To say corruption is pervasive in Mongolia would be an understatement. It has been ranked in the top five of Mongolia’s most critical problems for four years running, in benchmarking surveys conducted by the Sant Maral Foundation with Asia Foundation support.
Since 2006, when the IAAC was first established, the Mongolian government has attempted to fight corruption using Hong Kong’s three-pronged approach: deterrence, prevention, and education. AIDs are a proven tool in that approach to help increase transparency and accountability.
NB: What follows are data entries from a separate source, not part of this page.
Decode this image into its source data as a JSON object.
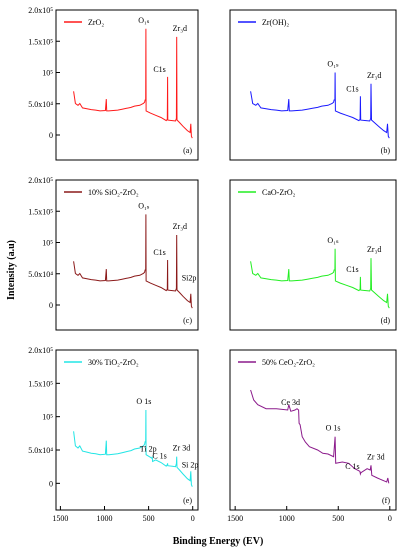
{
  "figure": {
    "xlabel": "Binding Energy (EV)",
    "ylabel": "Intensity (a.u)",
    "x_ticks": [
      "1500",
      "1000",
      "500",
      "0"
    ],
    "y_ticks": [
      "0",
      "5.0x10⁴",
      "10⁵",
      "1.5x10⁵",
      "2.0x10⁵"
    ]
  },
  "chart_data": [
    {
      "type": "line",
      "panel": "(a)",
      "series": [
        {
          "name": "ZrO₂",
          "color": "#ff1a1a"
        }
      ],
      "xlim": [
        1550,
        -60
      ],
      "ylim": [
        -40000,
        200000
      ],
      "peaks": [
        {
          "label": "O₁ₛ",
          "x": 531,
          "y": 170000
        },
        {
          "label": "C1s",
          "x": 285,
          "y": 93000
        },
        {
          "label": "Zr₃d",
          "x": 182,
          "y": 157000
        }
      ]
    },
    {
      "type": "line",
      "panel": "(b)",
      "series": [
        {
          "name": "Zr(OH)₂",
          "color": "#1a1aff"
        }
      ],
      "xlim": [
        1550,
        -60
      ],
      "ylim": [
        -40000,
        200000
      ],
      "peaks": [
        {
          "label": "O₁ₛ",
          "x": 531,
          "y": 100000
        },
        {
          "label": "C1s",
          "x": 285,
          "y": 62000
        },
        {
          "label": "Zr₃d",
          "x": 182,
          "y": 82000
        }
      ]
    },
    {
      "type": "line",
      "panel": "(c)",
      "series": [
        {
          "name": "10% SiO₂-ZrO₂",
          "color": "#8b1a1a"
        }
      ],
      "xlim": [
        1550,
        -60
      ],
      "ylim": [
        -40000,
        200000
      ],
      "peaks": [
        {
          "label": "O₁ₛ",
          "x": 531,
          "y": 145000
        },
        {
          "label": "C1s",
          "x": 285,
          "y": 72000
        },
        {
          "label": "Zr₃d",
          "x": 182,
          "y": 112000
        },
        {
          "label": "Si2p",
          "x": 102,
          "y": 30000
        }
      ]
    },
    {
      "type": "line",
      "panel": "(d)",
      "series": [
        {
          "name": "CaO-ZrO₂",
          "color": "#22ee22"
        }
      ],
      "xlim": [
        1550,
        -60
      ],
      "ylim": [
        -40000,
        200000
      ],
      "peaks": [
        {
          "label": "O₁ₛ",
          "x": 531,
          "y": 90000
        },
        {
          "label": "C1s",
          "x": 285,
          "y": 45000
        },
        {
          "label": "Zr₃d",
          "x": 182,
          "y": 75000
        }
      ]
    },
    {
      "type": "line",
      "panel": "(e)",
      "series": [
        {
          "name": "30% TiO₂-ZrO₂",
          "color": "#22e5e5"
        }
      ],
      "xlim": [
        1550,
        -60
      ],
      "ylim": [
        -40000,
        200000
      ],
      "peaks": [
        {
          "label": "O 1s",
          "x": 531,
          "y": 110000
        },
        {
          "label": "Ti 2p",
          "x": 459,
          "y": 40000
        },
        {
          "label": "C 1s",
          "x": 285,
          "y": 30000
        },
        {
          "label": "Zr 3d",
          "x": 182,
          "y": 40000
        },
        {
          "label": "Si 2p",
          "x": 102,
          "y": 15000
        }
      ]
    },
    {
      "type": "line",
      "panel": "(f)",
      "series": [
        {
          "name": "50% CeO₂-ZrO₂",
          "color": "#8b1a8b"
        }
      ],
      "xlim": [
        1550,
        -60
      ],
      "ylim": [
        -40000,
        200000
      ],
      "peaks": [
        {
          "label": "Ce 3d",
          "x": 885,
          "y": 110000
        },
        {
          "label": "O 1s",
          "x": 531,
          "y": 70000
        },
        {
          "label": "C 1s",
          "x": 285,
          "y": 14000
        },
        {
          "label": "Zr 3d",
          "x": 182,
          "y": 27000
        }
      ]
    }
  ]
}
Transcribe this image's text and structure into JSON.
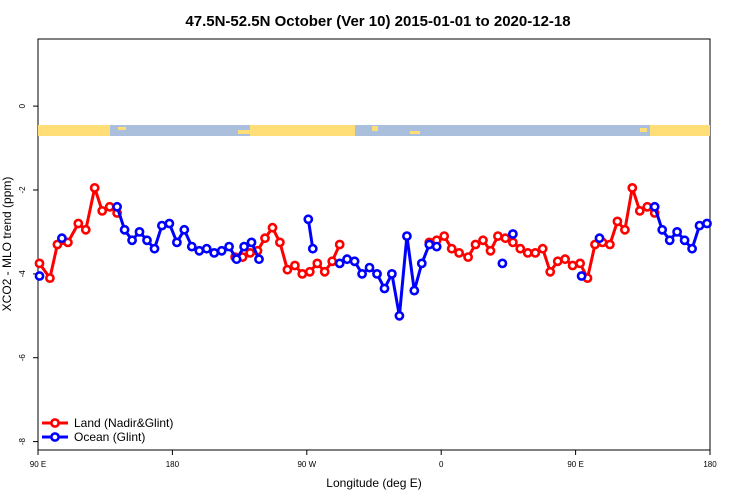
{
  "chart_data": {
    "type": "line",
    "title": "47.5N-52.5N October (Ver 10)   2015-01-01 to 2020-12-18",
    "xlabel": "Longitude (deg E)",
    "ylabel": "XCO2 - MLO trend (ppm)",
    "x_ticks": [
      {
        "value": 90,
        "label": "90 E"
      },
      {
        "value": 180,
        "label": "180"
      },
      {
        "value": 270,
        "label": "90 W"
      },
      {
        "value": 360,
        "label": "0"
      },
      {
        "value": 450,
        "label": "90 E"
      },
      {
        "value": 540,
        "label": "180"
      }
    ],
    "y_ticks": [
      {
        "value": 0,
        "label": "0"
      },
      {
        "value": -2,
        "label": "-2"
      },
      {
        "value": -4,
        "label": "-4"
      },
      {
        "value": -6,
        "label": "-6"
      },
      {
        "value": -8,
        "label": "-8"
      }
    ],
    "xlim": [
      90,
      540
    ],
    "ylim": [
      -8.2,
      1.6
    ],
    "legend_position": "bottom-left",
    "colors": {
      "land": "#ff0000",
      "ocean": "#0000ff",
      "land_strip": "#ffdd77",
      "ocean_strip": "#a9bfdc"
    },
    "series": [
      {
        "name": "Land (Nadir&Glint)",
        "color": "#ff0000",
        "segments": [
          [
            [
              91,
              -3.75
            ],
            [
              98,
              -4.1
            ],
            [
              103,
              -3.3
            ],
            [
              110,
              -3.25
            ],
            [
              117,
              -2.8
            ],
            [
              122,
              -2.95
            ],
            [
              128,
              -1.95
            ],
            [
              133,
              -2.5
            ],
            [
              138,
              -2.4
            ],
            [
              143,
              -2.55
            ]
          ],
          [
            [
              222,
              -3.6
            ],
            [
              227,
              -3.6
            ],
            [
              232,
              -3.5
            ],
            [
              237,
              -3.45
            ],
            [
              242,
              -3.15
            ],
            [
              247,
              -2.9
            ],
            [
              252,
              -3.25
            ],
            [
              257,
              -3.9
            ],
            [
              262,
              -3.8
            ],
            [
              267,
              -4.0
            ],
            [
              272,
              -3.95
            ],
            [
              277,
              -3.75
            ],
            [
              282,
              -3.95
            ],
            [
              287,
              -3.7
            ],
            [
              292,
              -3.3
            ]
          ],
          [
            [
              352,
              -3.25
            ],
            [
              357,
              -3.2
            ],
            [
              362,
              -3.1
            ],
            [
              367,
              -3.4
            ],
            [
              372,
              -3.5
            ],
            [
              378,
              -3.6
            ],
            [
              383,
              -3.3
            ],
            [
              388,
              -3.2
            ],
            [
              393,
              -3.45
            ],
            [
              398,
              -3.1
            ],
            [
              403,
              -3.15
            ],
            [
              408,
              -3.25
            ],
            [
              413,
              -3.4
            ],
            [
              418,
              -3.5
            ],
            [
              423,
              -3.5
            ],
            [
              428,
              -3.4
            ],
            [
              433,
              -3.95
            ],
            [
              438,
              -3.7
            ],
            [
              443,
              -3.65
            ],
            [
              448,
              -3.8
            ],
            [
              453,
              -3.75
            ],
            [
              458,
              -4.1
            ],
            [
              463,
              -3.3
            ],
            [
              468,
              -3.25
            ],
            [
              473,
              -3.3
            ],
            [
              478,
              -2.75
            ],
            [
              483,
              -2.95
            ],
            [
              488,
              -1.95
            ],
            [
              493,
              -2.5
            ],
            [
              498,
              -2.4
            ],
            [
              503,
              -2.55
            ]
          ]
        ]
      },
      {
        "name": "Ocean (Glint)",
        "color": "#0000ff",
        "segments": [
          [
            [
              91,
              -4.05
            ]
          ],
          [
            [
              106,
              -3.15
            ]
          ],
          [
            [
              143,
              -2.4
            ],
            [
              148,
              -2.95
            ],
            [
              153,
              -3.2
            ],
            [
              158,
              -3.0
            ],
            [
              163,
              -3.2
            ],
            [
              168,
              -3.4
            ],
            [
              173,
              -2.85
            ],
            [
              178,
              -2.8
            ],
            [
              183,
              -3.25
            ],
            [
              188,
              -2.95
            ],
            [
              193,
              -3.35
            ],
            [
              198,
              -3.45
            ],
            [
              203,
              -3.4
            ],
            [
              208,
              -3.5
            ],
            [
              213,
              -3.45
            ],
            [
              218,
              -3.35
            ],
            [
              223,
              -3.65
            ],
            [
              228,
              -3.35
            ],
            [
              233,
              -3.25
            ],
            [
              238,
              -3.65
            ]
          ],
          [
            [
              271,
              -2.7
            ],
            [
              274,
              -3.4
            ]
          ],
          [
            [
              292,
              -3.75
            ],
            [
              297,
              -3.65
            ],
            [
              302,
              -3.7
            ],
            [
              307,
              -4.0
            ],
            [
              312,
              -3.85
            ],
            [
              317,
              -4.0
            ],
            [
              322,
              -4.35
            ],
            [
              327,
              -4.0
            ],
            [
              332,
              -5.0
            ],
            [
              337,
              -3.1
            ],
            [
              342,
              -4.4
            ],
            [
              347,
              -3.75
            ],
            [
              352,
              -3.3
            ],
            [
              357,
              -3.35
            ]
          ],
          [
            [
              401,
              -3.75
            ]
          ],
          [
            [
              408,
              -3.05
            ]
          ],
          [
            [
              454,
              -4.05
            ]
          ],
          [
            [
              466,
              -3.15
            ]
          ],
          [
            [
              503,
              -2.4
            ],
            [
              508,
              -2.95
            ],
            [
              513,
              -3.2
            ],
            [
              518,
              -3.0
            ],
            [
              523,
              -3.2
            ],
            [
              528,
              -3.4
            ],
            [
              533,
              -2.85
            ],
            [
              538,
              -2.8
            ]
          ]
        ]
      }
    ]
  }
}
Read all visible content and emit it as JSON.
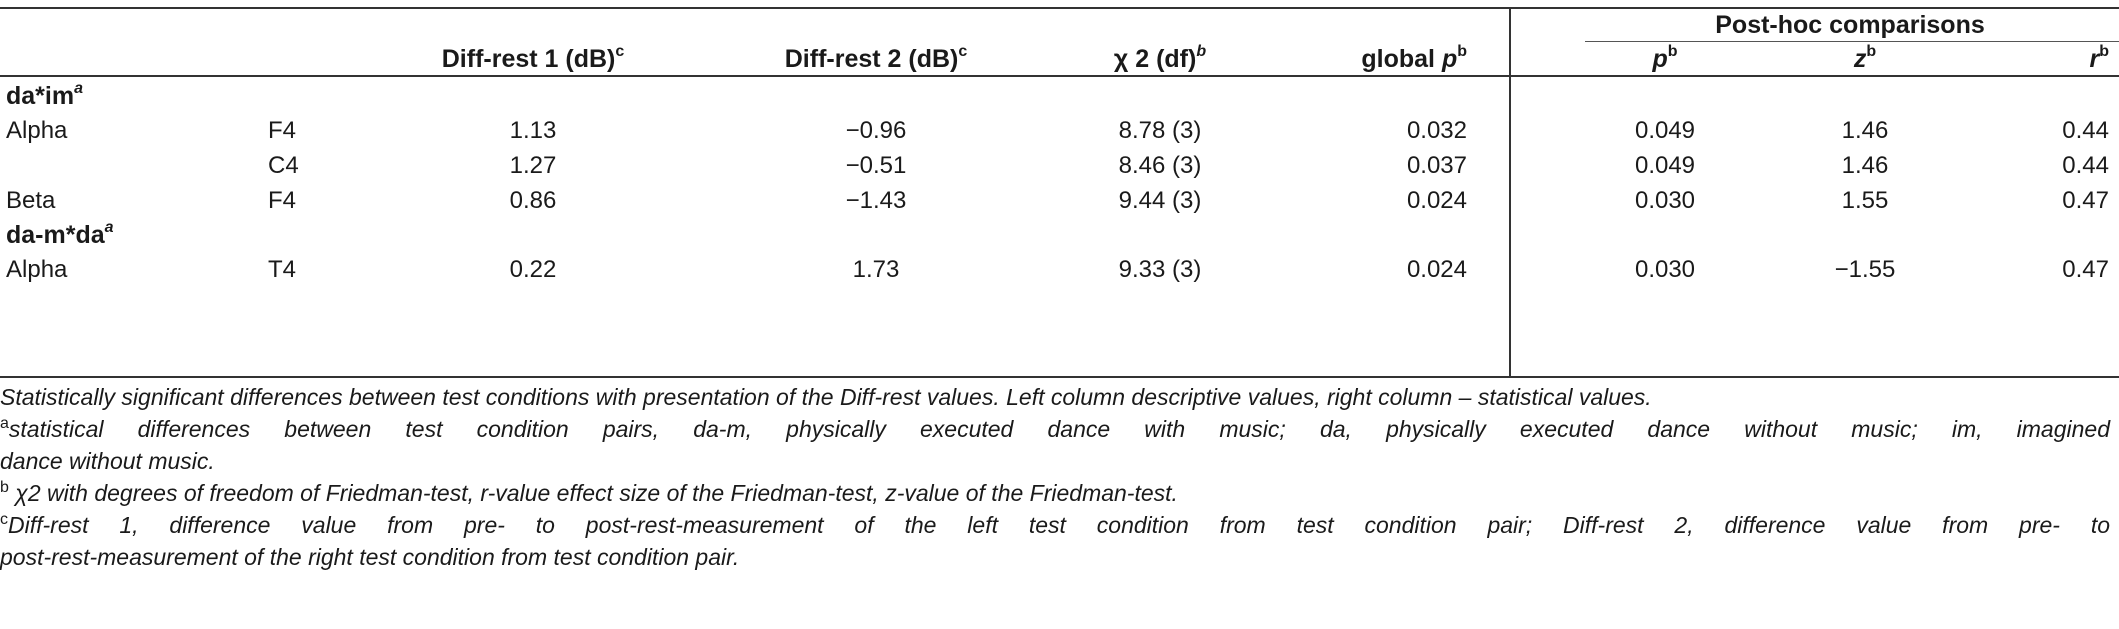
{
  "header": {
    "post_hoc": "Post-hoc comparisons",
    "cols": [
      {
        "label": "Diff-rest 1 (dB)",
        "sup": "c"
      },
      {
        "label": "Diff-rest 2 (dB)",
        "sup": "c"
      },
      {
        "label": "χ 2 (df)",
        "sup": "b"
      },
      {
        "label": "global p",
        "sup": "b"
      },
      {
        "label": "p",
        "sup": "b"
      },
      {
        "label": "z",
        "sup": "b"
      },
      {
        "label": "r",
        "sup": "b"
      }
    ]
  },
  "sections": [
    {
      "title": "da*im",
      "sup": "a",
      "rows": [
        {
          "band": "Alpha",
          "ch": "F4",
          "d1": "1.13",
          "d2": "−0.96",
          "chi": "8.78 (3)",
          "gp": "0.032",
          "p": "0.049",
          "z": "1.46",
          "r": "0.44"
        },
        {
          "band": "",
          "ch": "C4",
          "d1": "1.27",
          "d2": "−0.51",
          "chi": "8.46 (3)",
          "gp": "0.037",
          "p": "0.049",
          "z": "1.46",
          "r": "0.44"
        },
        {
          "band": "Beta",
          "ch": "F4",
          "d1": "0.86",
          "d2": "−1.43",
          "chi": "9.44 (3)",
          "gp": "0.024",
          "p": "0.030",
          "z": "1.55",
          "r": "0.47"
        }
      ]
    },
    {
      "title": "da-m*da",
      "sup": "a",
      "rows": [
        {
          "band": "Alpha",
          "ch": "T4",
          "d1": "0.22",
          "d2": "1.73",
          "chi": "9.33 (3)",
          "gp": "0.024",
          "p": "0.030",
          "z": "−1.55",
          "r": "0.47"
        }
      ]
    }
  ],
  "footnotes": {
    "main": "Statistically significant differences between test conditions with presentation of the Diff-rest values. Left column descriptive values, right column – statistical values.",
    "a_mark": "a",
    "a_line1": "statistical differences between test condition pairs, da-m, physically executed dance with music; da, physically executed dance without music; im, imagined",
    "a_line2": "dance without music.",
    "b_mark": "b",
    "b_text": " χ2 with degrees of freedom of Friedman-test, r-value effect size of the Friedman-test, z-value of the Friedman-test.",
    "c_mark": "c",
    "c_line1": "Diff-rest 1, difference value from pre- to post-rest-measurement of the left test condition from test condition pair; Diff-rest 2, difference value from pre- to",
    "c_line2": "post-rest-measurement of the right test condition from test condition pair."
  }
}
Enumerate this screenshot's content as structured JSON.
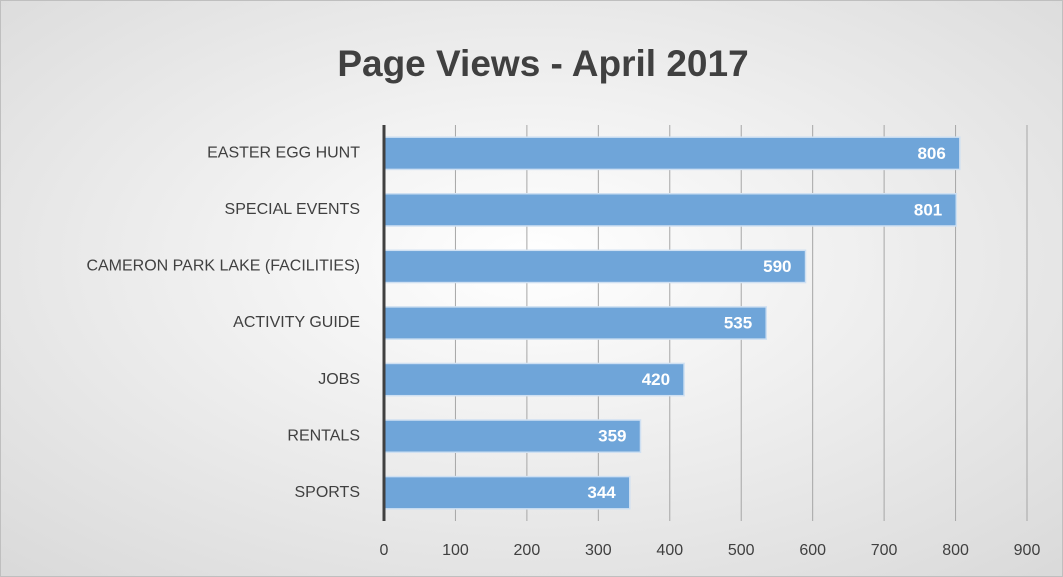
{
  "chart_data": {
    "type": "barh",
    "title": "Page Views - April 2017",
    "categories": [
      "EASTER EGG HUNT",
      "SPECIAL EVENTS",
      "CAMERON PARK LAKE (FACILITIES)",
      "ACTIVITY GUIDE",
      "JOBS",
      "RENTALS",
      "SPORTS"
    ],
    "values": [
      806,
      801,
      590,
      535,
      420,
      359,
      344
    ],
    "color": "#6fa5d9",
    "xlim": [
      0,
      900
    ],
    "xticks": [
      0,
      100,
      200,
      300,
      400,
      500,
      600,
      700,
      800,
      900
    ],
    "grid": true
  }
}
The IAAC posts the disclosures on this website for broad public scrutiny, and also publishes them in the State Bulletin, an act which makes them official and legally-binding documents. IAAC also provides training to civil servants, developed a simple manual for completing the disclosure form accurately, and operates a hotline to respond to inquiries. As a result of IAAC’s efforts, submission compliance was 95.2 percent with 39,855 disclosure forms in 2007, the first year of AID collection, and reached 99.8 percent in 2009 with 52,916 forms submitted.
Once disclosure statements are collected, IAAC reviews, investigates, and analyzes them. So far, IAAC has identified 297 officials who either willfully misstated their assets and income or submitted their statements late. They are then reported to the relevant civil servant’s ministry or agency head for administrative measures, such as reduction in salary and a write-up in their personnel files, or even dismissal, as occurred in at least one case. Many identified as submitting false statements are senior officials, including: vice director of the General Authority of Civil Aviation (dismissed from his position in 2008 for willfully misstating his assets and income); senior officials from the Ministry of Finance and Petroleum Authority of Mongolia; director of Ulaanbaatar Customs Department; and the governor of Bayangol District in Ulaanbaatar.
Mongolian television and print media cover each of these cases extensively, further exposing their wrong-doing and fueling public dismay at civil servants who are corrupt. With IAAC’s engagement and collaboration with media, journalists have been increasingly using the assets and income disclosures in their reporting. Clearly, the statements are an effective first step in holding government officials accountable and increasing transparency in the civil service of Mongolia.